Tuesday, July 9, 2013

Mindful Reading: Boice pp 43-50

Imagination: I was expecting a chapter on unicorns and Knights of the Eyre and flying cars and daydreams where I am the dashing young detective chasing down the kidnapper and saying something dramatic like "And that's how we do justice.... On the streets."

Luckily, Boice has a different perspective on imagination and what it is good for and how it can be used to journey to comfort and fluency. I'll echo one of the comments one of Boice's writers made and say that imagination (especially this 'filing' form of imagination) is important for dissertation writers, but I can definitely see how this might apply to all writers bar-none.

The list on page 45 where Boice describes the HOW of finding imagination was particularly interesting to me. The way he describes the marination between two different things (ideas, texts, artifacts, theories, etc) really struck home with me because I often find myself saying this to my students. I don't want them to completely re-write the book when they're writing, but I do want them to be aware that the simple fact of putting their own perspective on two texts makes it a new idea. This seems like an important fact for me to keep in mind as well. This is exemplified by Boice in #4 in his list on 45, "Integrating new and old materials into files can be aided by playfully casting ideas into types". This play is integral for finding the new (no matter how mundane) in the topic you're collecting materials for.

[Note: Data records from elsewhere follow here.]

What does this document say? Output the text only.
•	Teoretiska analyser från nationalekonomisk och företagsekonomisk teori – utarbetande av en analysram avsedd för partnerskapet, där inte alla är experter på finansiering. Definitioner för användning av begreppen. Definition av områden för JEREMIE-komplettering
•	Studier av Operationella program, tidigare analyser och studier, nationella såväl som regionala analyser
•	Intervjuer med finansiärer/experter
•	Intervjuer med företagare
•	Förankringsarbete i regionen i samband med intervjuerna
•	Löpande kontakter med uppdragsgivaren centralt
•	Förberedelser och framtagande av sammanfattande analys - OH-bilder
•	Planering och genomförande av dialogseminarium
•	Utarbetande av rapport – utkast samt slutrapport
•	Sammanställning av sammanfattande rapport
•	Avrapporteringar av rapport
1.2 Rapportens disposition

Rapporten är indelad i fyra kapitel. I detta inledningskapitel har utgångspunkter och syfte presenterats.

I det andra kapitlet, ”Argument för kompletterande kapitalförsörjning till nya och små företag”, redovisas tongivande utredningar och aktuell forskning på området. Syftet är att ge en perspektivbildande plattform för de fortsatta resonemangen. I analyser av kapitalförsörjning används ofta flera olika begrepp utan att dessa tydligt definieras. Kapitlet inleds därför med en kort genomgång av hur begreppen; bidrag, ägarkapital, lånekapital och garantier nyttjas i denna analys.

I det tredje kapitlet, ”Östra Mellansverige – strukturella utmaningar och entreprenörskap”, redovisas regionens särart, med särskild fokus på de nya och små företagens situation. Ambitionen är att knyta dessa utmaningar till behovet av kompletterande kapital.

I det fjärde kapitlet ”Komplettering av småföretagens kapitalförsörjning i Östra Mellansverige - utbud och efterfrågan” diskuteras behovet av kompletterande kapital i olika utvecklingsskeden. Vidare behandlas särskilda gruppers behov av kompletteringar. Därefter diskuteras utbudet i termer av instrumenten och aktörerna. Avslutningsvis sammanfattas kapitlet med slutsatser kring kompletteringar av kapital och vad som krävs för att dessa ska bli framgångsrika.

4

The other list Boice brings up, the list of methods for bolstering the imaginative impulse, is interesting and a necessary addition for the skeptical reader like me. I was especially interested in this section because that is often one of the blocks that disrupts my regular progress in writing. Finding and reading materials is one thing (sort of an easy thing in this day and age of immediate information accessibility), but the steps between finding and writing about them have always been a little blurry to me. I appreciate this list because Boice gives some practical and concrete suggestions, as well as some more theoretic and abstract. Both of which are very important for me at this point in my process and I plan on coming back to this section again.

***Listening Notes****

Today I was in need of some outside stimuli as I read, but I didn't want anything too lyrical or new. I went back to one of my favorite instrumental bands, Bela Fleck and the Flecktones, which features one of the greatest banjo players of all times. If you ever just want some really really good (and quirky) instrumental music, or if you ever want to see someone push the limits of the banjo, check out this band.